Korzeniewska Marzena, Kołomecki Krzysztof, Stepień Henryk, Naze Maciej, Stepień Tomasz, Kuzdak Krzysztof
Department of General and Endocrinological Surgery, Medical University, Lódź.
Endokrynol Pol. 2005 Jan-Feb;56(1):39-44.
The growth and persistence of solid tumors and their metastases is connected with angiogenesis. This process is determined by activity of pro- and antyangiogenic factors. VEGF is the one of the most important factors having a stimulant effect on angiogenesis. Soluble forms of VEGF receptors are inhibitors of angiogenesis. The soluble forms of VEGF receptors containing extra cellular part of receptor, which binds ligand, seem to be real inhibitors of VEGF.
Evaluation the value of serum VEGF and soluble forms of VEGF receptors concentration as a marker of malignancy in patients with hormonal inactive adrenal tumors.
Twenty seven patients (18 female, 9 male; mean age 48+/-4.3 years) with adrenocortical carcinoma (N=8), adrenal metastases (N=4) and adrenocortical adenoma (N=15) were included in this study. Age- and gender-matched control samples were acquired from healthy volunteers (N=10). Serum VEGF and sVEGFR levels were determinated by means of ELISA assay. Statistical analysis was performed using the Student-t test, the Pearson's test and the series test.
In healthy controls mean VEGF level was 197.2 pg/ml, sVEGFR-1 43.5 pg/ml and sVEGFR-2 8976.3 pg/ml. Patients with adrenocortical carcinoma had the levels of VEGF (1263.8 pg/ml) significantly higher and of sVEGFR-2 (5893.7 pg/ml) significantly lower in comparison to control group (p<0.05). On the other hand the mean VEGF (334.2 pg/ml) concentration in patients with benign adrenocortical adenoma wasn't significant different than in control group (p>0.05) but mean sVEGFR-1 (21.7 pg/ml) and sVEGFR-2 (7106.4 pg/ml) concentrations were significantly lower than in the control (p<0.05). In metastases group mean VEGF (485.9 pg/ml) level was higher and sVEGFR-2 (5455.2 pg/ml) was lower than in control group (p<0.05).

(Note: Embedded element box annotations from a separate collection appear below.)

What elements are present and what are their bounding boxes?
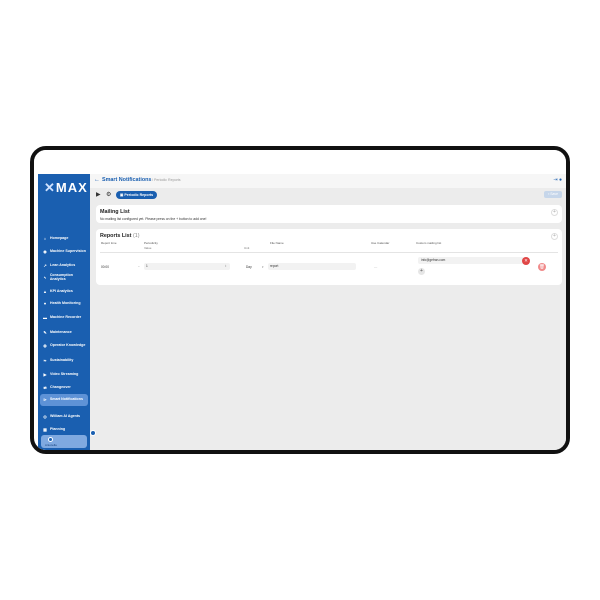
col-file-name: File Name (270, 241, 284, 245)
sidebar-item-operator-knowledge[interactable]: ◍ Operator Knowledge (40, 340, 88, 352)
sidebar-item-maintenance[interactable]: ✎ Maintenance (40, 327, 88, 339)
add-email-button[interactable]: + (418, 268, 425, 275)
toolbar: ▶ ⚙ ▣ Periodic Reports ▪ Save (90, 188, 566, 202)
sidebar-item-label: Wiiliam AI Agents (50, 414, 81, 419)
eye-icon: ◉ (43, 249, 47, 254)
col-report-time: Report time (101, 241, 117, 245)
back-arrow-icon[interactable]: ← (94, 177, 100, 183)
leaf-icon: ❧ (43, 358, 47, 363)
gear-icon[interactable]: ⚙ (106, 191, 111, 198)
sidebar-item-label: Consumption Analytics (49, 273, 73, 281)
sidebar-item-health-monitoring[interactable]: ♥ Health Monitoring (40, 298, 88, 310)
col-periodicity: Periodicity (144, 241, 158, 245)
sidebar-item-wiiliam-ai-agents[interactable]: ◎ Wiiliam AI Agents (40, 411, 88, 423)
chart-icon: ▲ (43, 289, 47, 294)
recorder-icon: ▬ (43, 315, 47, 320)
delete-report-button[interactable]: 🗑 (538, 263, 546, 271)
sidebar-item-label: Maintenance (50, 330, 72, 335)
reports-list-card: Reports List (1) + Report time Periodici… (96, 229, 562, 285)
bolt-icon: ϟ (43, 275, 46, 280)
info-icon[interactable]: ● (559, 177, 562, 183)
page-title: Smart Notifications (102, 177, 152, 183)
sidebar: ✕MAX ⌂ Homepage ◉ Machine Supervision ↗ Lean … (38, 174, 90, 450)
bot-icon: ◎ (43, 414, 47, 419)
sidebar-item-label: Lean Analytics (50, 263, 76, 268)
mailing-list-card: Mailing List + No mailing list configure… (96, 205, 562, 223)
bulb-icon: ◍ (43, 343, 47, 348)
report-time-value[interactable]: 00:00 (101, 265, 109, 269)
sidebar-item-label: Sustainability (50, 358, 74, 363)
minus-icon[interactable]: − (138, 265, 140, 269)
add-report-button[interactable]: + (551, 233, 558, 240)
play-icon[interactable]: ▶ (96, 191, 101, 198)
dropdown-icon[interactable]: ▾ (262, 265, 264, 269)
avatar (48, 437, 53, 442)
add-mailing-list-button[interactable]: + (551, 209, 558, 216)
calendar-icon: ▦ (43, 427, 47, 432)
sidebar-item-changeover[interactable]: ⇄ Changeover (40, 382, 88, 394)
sidebar-item-label: Planning (50, 427, 66, 432)
sidebar-item-sustainability[interactable]: ❧ Sustainability (40, 355, 88, 367)
periodic-reports-chip[interactable]: ▣ Periodic Reports (116, 191, 158, 199)
remove-email-button[interactable]: ✕ (522, 257, 530, 265)
sidebar-item-label: Machine Supervision (50, 249, 86, 254)
user-name: Antonella (45, 443, 57, 447)
breadcrumb: / Periodic Reports (152, 178, 181, 182)
heart-icon: ♥ (43, 301, 47, 306)
home-icon: ⌂ (43, 236, 47, 241)
sidebar-item-consumption-analytics[interactable]: ϟ Consumption Analytics (40, 272, 88, 284)
trend-icon: ↗ (43, 263, 47, 268)
sidebar-item-smart-notifications[interactable]: ⊳ Smart Notifications (40, 394, 88, 406)
page-header: ← Smart Notifications / Periodic Reports… (90, 174, 566, 188)
header-divider (100, 252, 558, 253)
sidebar-item-label: Health Monitoring (50, 301, 81, 306)
app-logo: ✕MAX (44, 180, 88, 195)
col-periodicity-unit: Unit (244, 246, 250, 250)
swap-icon: ⇄ (43, 385, 47, 390)
save-button[interactable]: ▪ Save (544, 191, 562, 198)
sidebar-item-label: Homepage (50, 236, 69, 241)
sidebar-item-homepage[interactable]: ⌂ Homepage (40, 233, 88, 245)
sidebar-item-label: KPI Analytics (50, 289, 73, 294)
mailing-empty-message: No mailing list configured yet. Please p… (100, 217, 207, 221)
header-icons: ⇥ ● (553, 177, 562, 183)
sidebar-item-label: Changeover (50, 385, 71, 390)
file-name-field[interactable]: report (268, 263, 356, 270)
sidebar-item-label: Smart Notifications (50, 397, 83, 402)
col-custom-mailing: Custom mailing list (416, 241, 442, 245)
top-strip (34, 150, 566, 174)
reports-list-title: Reports List (1) (100, 233, 140, 239)
sidebar-item-kpi-analytics[interactable]: ▲ KPI Analytics (40, 286, 88, 298)
sidebar-item-lean-analytics[interactable]: ↗ Lean Analytics (40, 260, 88, 272)
wrench-icon: ✎ (43, 330, 47, 335)
sidebar-item-machine-recorder[interactable]: ▬ Machine Recorder (40, 312, 88, 324)
sidebar-item-label: Operator Knowledge (50, 343, 86, 348)
mailing-list-title: Mailing List (100, 209, 130, 215)
sidebar-item-label: Video Streaming (50, 372, 79, 377)
col-periodicity-value: Value (144, 246, 152, 250)
logout-icon[interactable]: ⇥ (553, 177, 557, 183)
use-calendar-toggle[interactable]: — (374, 265, 377, 269)
sidebar-item-label: Machine Recorder (50, 315, 82, 320)
sidebar-item-video-streaming[interactable]: ▶ Video Streaming (40, 369, 88, 381)
col-use-calendar: Use Calendar (371, 241, 390, 245)
sidebar-item-machine-supervision[interactable]: ◉ Machine Supervision (40, 246, 88, 258)
sidebar-collapse-button[interactable] (90, 430, 96, 436)
app-screen: ✕MAX ⌂ Homepage ◉ Machine Supervision ↗ Lean … (38, 174, 566, 450)
email-field[interactable]: info@gefran.com (418, 257, 524, 264)
bell-icon: ⊳ (43, 397, 47, 402)
stepper-icon[interactable]: ⇕ (224, 263, 227, 270)
user-profile[interactable]: Antonella (41, 435, 87, 448)
periodicity-value-field[interactable]: 1 ⇕ (144, 263, 230, 270)
report-icon: ▣ (120, 193, 124, 197)
periodicity-unit-value[interactable]: Day (246, 265, 252, 269)
play-icon: ▶ (43, 372, 47, 377)
device-frame: ✕MAX ⌂ Homepage ◉ Machine Supervision ↗ Lean … (30, 146, 570, 454)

These data suggest that determination of VEGF and sVEGFR concentration in the serum of patients with hormonal inactive adrenal tumors may be applied as an additional marker of malignancy.
实体瘤及其转移灶的生长和持续存在与血管生成有关。这一过程由促血管生成因子和抗血管生成因子的活性决定。血管内皮生长因子(VEGF)是对血管生成具有刺激作用的最重要因子之一。VEGF受体的可溶性形式是血管生成的抑制剂。含有与配体结合的受体细胞外部分的VEGF受体可溶性形式似乎是VEGF的真正抑制剂。
评估血清VEGF和VEGF受体可溶性形式的浓度作为激素非活性肾上腺肿瘤患者恶性肿瘤标志物的价值。
本研究纳入了27例患者(18例女性,9例男性;平均年龄48±4.3岁),其中肾上腺皮质癌8例,肾上腺转移瘤4例,肾上腺皮质腺瘤15例。从健康志愿者(10例)获取年龄和性别匹配的对照样本。采用酶联免疫吸附测定(ELISA)法测定血清VEGF和可溶性VEGF受体(sVEGFR)水平。使用学生t检验、皮尔逊检验和系列检验进行统计分析。
健康对照组中,VEGF平均水平为197.2 pg/ml,sVEGFR-1为43.5 pg/ml,sVEGFR-2为8976.3 pg/ml。与对照组相比,肾上腺皮质癌患者的VEGF水平(1263.8 pg/ml)显著更高,sVEGFR-2水平(5893.7 pg/ml)显著更低(p<0.05)。另一方面,良性肾上腺皮质腺瘤患者VEGF的平均浓度(334.2 pg/ml)与对照组相比无显著差异(p>0.05),但sVEGFR-1(21.7 pg/ml)和sVEGFR-2(7106.4 pg/ml)的平均浓度显著低于对照组(p<0.05)。转移瘤组的VEGF平均水平(485.9 pg/ml)高于对照组,sVEGFR-2(5455.2 pg/ml)低于对照组(p<0.05)。
这些数据表明,测定激素非活性肾上腺肿瘤患者血清中的VEGF和sVEGFR浓度可作为恶性肿瘤的一项附加标志物。